Install the following SDKs for Python (assuming version 3.7+)
!pip install azure-mgmt-resource !pip install azure-mgmt-datalake-store !pip install azure-datalake-store
Get an authentication token using Pandas
This is the part that needs improvement. There’s 2 bits of semi-sensitive information that you will need to expose to your end-users to facilitate this, which won’t please your security teams: The Azure AD TenantID (find this in the Azure Portal or use Azure CLI) and the actual instance name of your data lake. With AD B2B at least we’re not exposing username’s and passwords…
import pandas as pd from azure.datalake.store import core, lib, multithread token = lib.auth(tenant_id='<AzureADTenantId>', resource = 'https://datalake.azure.net/')
As soon as you run this you’ll be prompted to open a new browser window and enter the device code given:
To sign in, use a web browser to open the page https://microsoft.com/devicelogin and enter the code XYZZ to authenticate.
This will link your login with the authentication request and return a token for the user that you log on with in that browser window.

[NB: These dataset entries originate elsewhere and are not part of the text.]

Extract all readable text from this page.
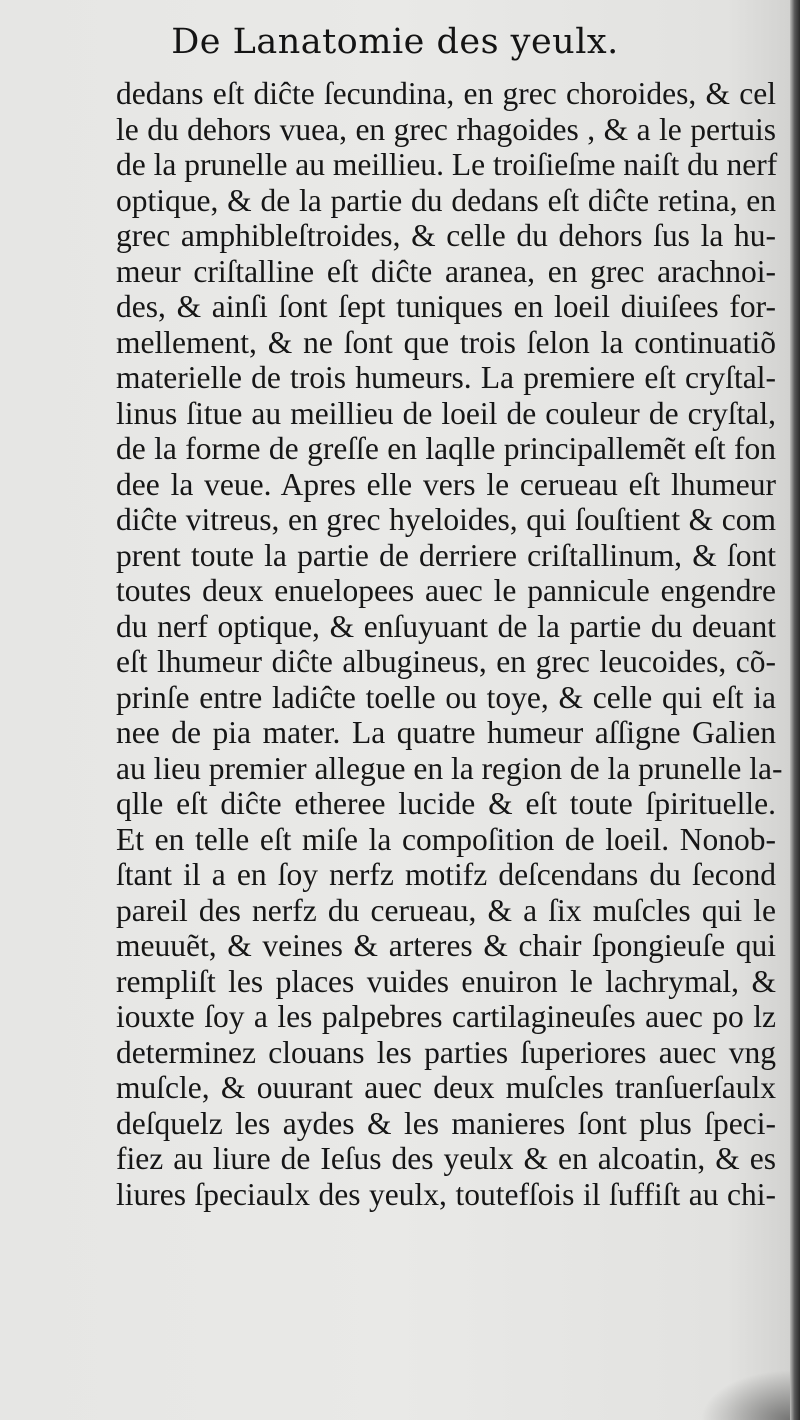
De Lanatomie des yeulx.
dedans eſt diĉte ſecundina, en grec choroides, & cel
le du dehors vuea, en grec rhagoides , & a le pertuis
de la prunelle au meillieu. Le troiſieſme naiſt du nerf
optique, & de la partie du dedans eſt diĉte retina, en
grec amphibleſtroides, & celle du dehors ſus la hu-
meur criſtalline eſt diĉte aranea, en grec arachnoi-
des, & ainſi ſont ſept tuniques en loeil diuiſees for-
mellement, & ne ſont que trois ſelon la continuatiõ
materielle de trois humeurs. La premiere eſt cryſtal-
linus ſitue au meillieu de loeil de couleur de cryſtal,
de la forme de greſſe en laqlle principallemẽt eſt fon
dee la veue. Apres elle vers le cerueau eſt lhumeur
diĉte vitreus, en grec hyeloides, qui ſouſtient & com
prent toute la partie de derriere criſtallinum, & ſont
toutes deux enuelopees auec le pannicule engendre
du nerf optique, & enſuyuant de la partie du deuant
eſt lhumeur diĉte albugineus, en grec leucoides, cõ-
prinſe entre ladiĉte toelle ou toye, & celle qui eſt ia
nee de pia mater. La quatre humeur aſſigne Galien
au lieu premier allegue en la region de la prunelle la-
qlle eſt diĉte etheree lucide & eſt toute ſpirituelle.
Et en telle eſt miſe la compoſition de loeil. Nonob-
ſtant il a en ſoy nerfz motifz deſcendans du ſecond
pareil des nerfz du cerueau, & a ſix muſcles qui le
meuuẽt, & veines & arteres & chair ſpongieuſe qui
rempliſt les places vuides enuiron le lachrymal, &
iouxte ſoy a les palpebres cartilagineuſes auec po lz
determinez clouans les parties ſuperiores auec vng
muſcle, & ouurant auec deux muſcles tranſuerſaulx
deſquelz les aydes & les manieres ſont plus ſpeci-
fiez au liure de Ieſus des yeulx & en alcoatin, & es
liures ſpeciaulx des yeulx, toutefſois il ſuffiſt au chi-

Now… you are probably thinking: Why can’t I just pass through the AD credentials of the person that I am currently logged on with using Azure Notebooks? It’s a good question on something on my list to investigate – I have not yet found a way around this, however it does still meet the requirement of AD B2B authentication.
Check that you have a token
Make an ADSL File System client
adlsFileSystemClient = core.AzureDLFileSystem(token, store_name='<DataLakeName>') print(adlsFileSystemClient.ls())
And that’s all there is to it. Now you can view the contents of the file system which will be limited by the ACL’s you set on the Data Lake.
According to your permissions for your logged on user you can read data, run transformations and make directories:
You can then connect to your Data Lake with Azure Storage Explorer and confirm that the new directory has been added.
That successfully demonstrates exposing your Data Lake to end users with Azure AD B2B (I guess it is worth pointing out this will work with normal Azure AD too – we just happen to be using the B2B part of it).